Désarmement - Accord avec la Corée du Nord à Pékin
Mots clés : Christopher Hill, Désarmement, Bombe nucléaire, États-Unis (pays), Corée du nord (pays)
Pékin -- Un accord a été conclu, dans la nuit d'hier à aujourd'hui à Pékin, visant le démantèlement du programme nucléaire militaire de la Corée du Nord au terme de négociations marathon entre les deux Corées, les États-Unis, la Russie, le Japon et la Chine.
La Chine a diffusé un «texte final» décrivant comment doit commencer le désarmement nucléaire de la Corée du Nord, a confirmé de son côté le principal négociateur américain.
«La partie chinoise a distribué un "texte final" qui doit être présenté aux capitales des délégations. Nous aurons une autre réunion demain [aujourd'hui] et nous verrons si nous pouvons obtenir qu'il soit approuvé», a dit le diplomate américain Christopher Hill.
Auparavant, le porte-parole du ministère chinois des Affaires étrangères, Qin Gang, avait indiqué que les pourparlers s'étaient terminés sur une note positive, après un marathon de 16 heures. Mais il n'a pas confirmé un accord définitif et a indiqué que les négociateurs se réuniraient ce matin pour sceller le résultat de leurs efforts. «Après des consultations extraordinairement intenses, quelques progrès ont été faits», a dit M. Qin.
Ainsi, sous réserve de l'approbation de leurs gouvernements -- qui pourrait être donnée dès aujourd'hui -- les négociateurs semblent avoir réussi à éviter un nouvel enlisement du processus lancé en 2003, obtenant une réponse de la Corée du Nord à un projet d'accord prévoyant une aide énergétique en échange du démantèlement de son programme nucléaire.

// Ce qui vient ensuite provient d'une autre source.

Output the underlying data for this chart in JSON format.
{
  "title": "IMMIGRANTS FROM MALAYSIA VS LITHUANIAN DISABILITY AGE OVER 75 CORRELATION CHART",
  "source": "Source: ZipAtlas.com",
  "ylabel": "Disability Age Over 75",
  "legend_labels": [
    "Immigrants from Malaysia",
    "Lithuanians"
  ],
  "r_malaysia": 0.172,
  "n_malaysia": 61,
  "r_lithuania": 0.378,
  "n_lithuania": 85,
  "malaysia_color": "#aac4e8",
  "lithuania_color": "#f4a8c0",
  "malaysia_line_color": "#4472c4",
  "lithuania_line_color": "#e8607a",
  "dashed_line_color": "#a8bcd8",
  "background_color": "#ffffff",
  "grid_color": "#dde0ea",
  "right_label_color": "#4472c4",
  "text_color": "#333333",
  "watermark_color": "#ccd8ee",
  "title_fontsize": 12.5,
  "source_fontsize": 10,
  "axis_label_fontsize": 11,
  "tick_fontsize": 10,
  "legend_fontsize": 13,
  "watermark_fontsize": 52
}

Hier matin, le négociateur américain Christopher Hill et ses homologues japonais et sud-coréen, Kenichiro Sasae et Chun Young-woo, avaient affirmé être dans l'attente d'une réponse de l'émissaire de Pyongyang, Kim Kye-gwan.
«Nous avons tout mis sur la table. Nous avons proposé des solutions sur un certain nombre de questions. Ils [les Coréens du Nord] ont juste à donner leur réponse. Je ne crois pas que nous ferons d'autres concessions», avait déclaré M. Hill.

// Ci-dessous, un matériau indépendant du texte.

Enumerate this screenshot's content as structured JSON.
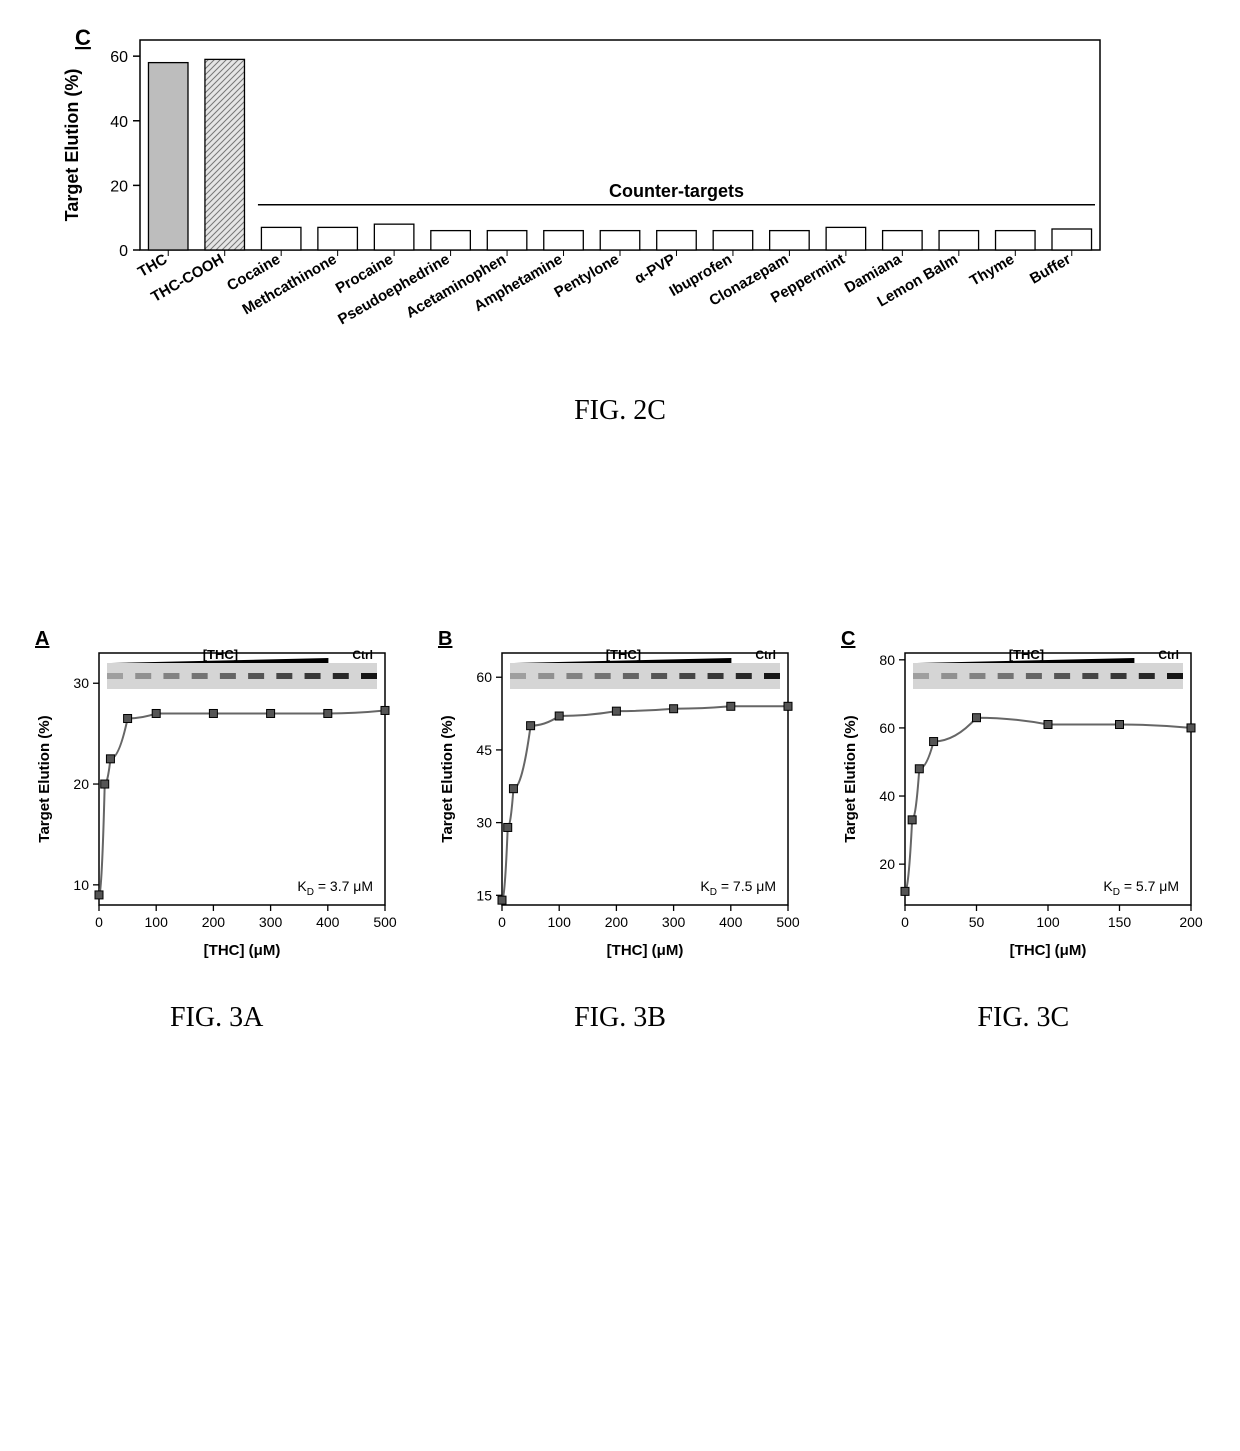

«Je suis encouragé par le fait que nous avons réussi à faire un pas vers la question de la dénucléarisation», a-t-il souligné, sans donner de détails. Il a toutefois souligné que cela impliquait des engagements spécifiques de Pyongyang et que des groupes de travail seraient mis en place pour la mise en oeuvre de ces objectifs dans environ un mois.
«La Corée du Nord sait bien quelles sont les mesures que nous sommes prêts à prendre en contrepartie de sa réponse. J'attends de la Corée du Nord qu'elle donne un avis», avait jugé pour sa part l'émissaire sud-coréen Chun Yung-woo.
Les pourparlers achoppaient sur la question des compensations énergétiques. La Corée du Nord a notamment exigé pour démanteler son programme nucléaire deux millions de tonnes de mazout, selon la presse japonaise, soit quatre fois plus que ce qui était prévu par un accord de désarmement de 1994, désormais caduc. Elle aurait également demandé, selon, l'agence japonaise Kyodo, deux millions de kilowatts d'électricité. Dimanche, l'émissaire japonais avait dénoncé «des attentes et des exigences excessives» de la Corée du Nord.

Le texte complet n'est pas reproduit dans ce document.